John Nail (ascheland) At a political convention staged in an open field, during which we're treated to such zaniness as Polish jokes and pie fights, "Deep Throat" star Linda Lovelace is chosen, unbeknownst to her, as candidate for President of the United States. Following this too-long-at-15-minutes intro, we see Linda address a crowd of admirers. "Thanks for coming," she tells the crowd, then, following embarrassed giggles, "I guess I'm really blowing it." More laughter. And these are the good jokes. Not that anyone would've expected any better from this sloppy farce that plays like a dirty-minded Three Stooges movie--only not that good. While everyone else in the movie overacts shamelessly (apparently cast members were directed to simply run around like idiots, shouting nonsense--in a "kooky" accent if possible--while the cameras rolled and everyone hoped for the best), Lovelace manages to walk through her movie with relative dignity. And walk through she does, wearing the type of pained smile one sees on wives enduring a visit from their mother-in-law, stopping occasionally to lose her dress, showing off her silicone-injected breasts and indulging in some simulated humping. Lovelace claimed, years later, that she was coerced into making "Deep Throat," yet she seemed so much more at ease and natural in that movie. It's "Linda Lovelace for President" that she seems to be making under duress. Along for a paycheck (and not a very big one) are Scatman Crothers and ex-Monkey Micky Dolenz in small roles. This rare pop culture oddity is worth a look if you can find a copy, though its entertainment value is solely derived from its unabashed awfulness and seeing the late Linda Lovelace make a pitiful attempt at launching a "legitimate" film career.

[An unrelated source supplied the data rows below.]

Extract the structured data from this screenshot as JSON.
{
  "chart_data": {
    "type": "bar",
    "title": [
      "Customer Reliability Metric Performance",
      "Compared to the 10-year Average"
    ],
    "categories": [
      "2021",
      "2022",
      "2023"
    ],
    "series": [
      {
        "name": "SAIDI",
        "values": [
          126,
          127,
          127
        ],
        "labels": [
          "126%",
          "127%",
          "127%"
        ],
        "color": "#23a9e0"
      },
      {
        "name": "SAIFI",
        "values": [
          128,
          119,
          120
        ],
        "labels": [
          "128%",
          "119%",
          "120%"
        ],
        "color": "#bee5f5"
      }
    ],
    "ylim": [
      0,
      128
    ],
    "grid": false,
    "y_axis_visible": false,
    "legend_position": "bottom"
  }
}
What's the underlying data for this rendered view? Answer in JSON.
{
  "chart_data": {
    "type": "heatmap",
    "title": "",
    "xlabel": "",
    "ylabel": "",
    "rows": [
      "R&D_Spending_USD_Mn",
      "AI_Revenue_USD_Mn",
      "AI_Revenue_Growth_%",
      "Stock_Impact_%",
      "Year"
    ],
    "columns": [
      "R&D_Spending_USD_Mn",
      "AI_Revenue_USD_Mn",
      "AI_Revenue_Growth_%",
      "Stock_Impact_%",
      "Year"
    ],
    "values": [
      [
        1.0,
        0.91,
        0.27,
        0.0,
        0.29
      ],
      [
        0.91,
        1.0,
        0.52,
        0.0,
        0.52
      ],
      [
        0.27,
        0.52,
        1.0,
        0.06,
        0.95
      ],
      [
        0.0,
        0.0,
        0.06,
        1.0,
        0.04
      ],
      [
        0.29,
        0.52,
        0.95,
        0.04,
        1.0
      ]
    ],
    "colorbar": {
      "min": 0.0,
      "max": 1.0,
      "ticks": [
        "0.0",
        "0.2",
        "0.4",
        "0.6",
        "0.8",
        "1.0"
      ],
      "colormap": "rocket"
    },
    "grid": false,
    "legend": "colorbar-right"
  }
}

scnavigator98 This movie was the most horrible and definetly THE MOST RETARDED movie of all time. I DO NOT LIKE THIS MOVIE AT ALL, it sucks so bad, i swear to god, that every one of my buddies that saw it, with my acknowledgement of watching the movie, they all said it sucked. My friend Fred even cried because it sucked so bad, and he is tough, shot 26 times in the gulf war.
nunculus A country-looking, healthy-skinned, lithe and robust Linda Lovelace reads lines clunkily, but has a gentle, unpretentious charm in this Altman-derivative idjit jamboree, a sketch comedy about the state-of-the-art fellatrix's run for the Oval Office. (Yes, it IS oddly prescient!) In Lovelace's memoirs, the account of the making of this movie (directed, according to her, by old blaxploitation hand Arthur Marks) is hellacious; what's on the screen seems like a blend of HEE HAW and a Maoist-era Godard movie (in its cheapness and improvisatoriness, that is). I especially liked the young bohunk who married an orangutan and gave birth to a talking chimp who sounded somewhere between Minnie Pearl and Minnie Ripperton.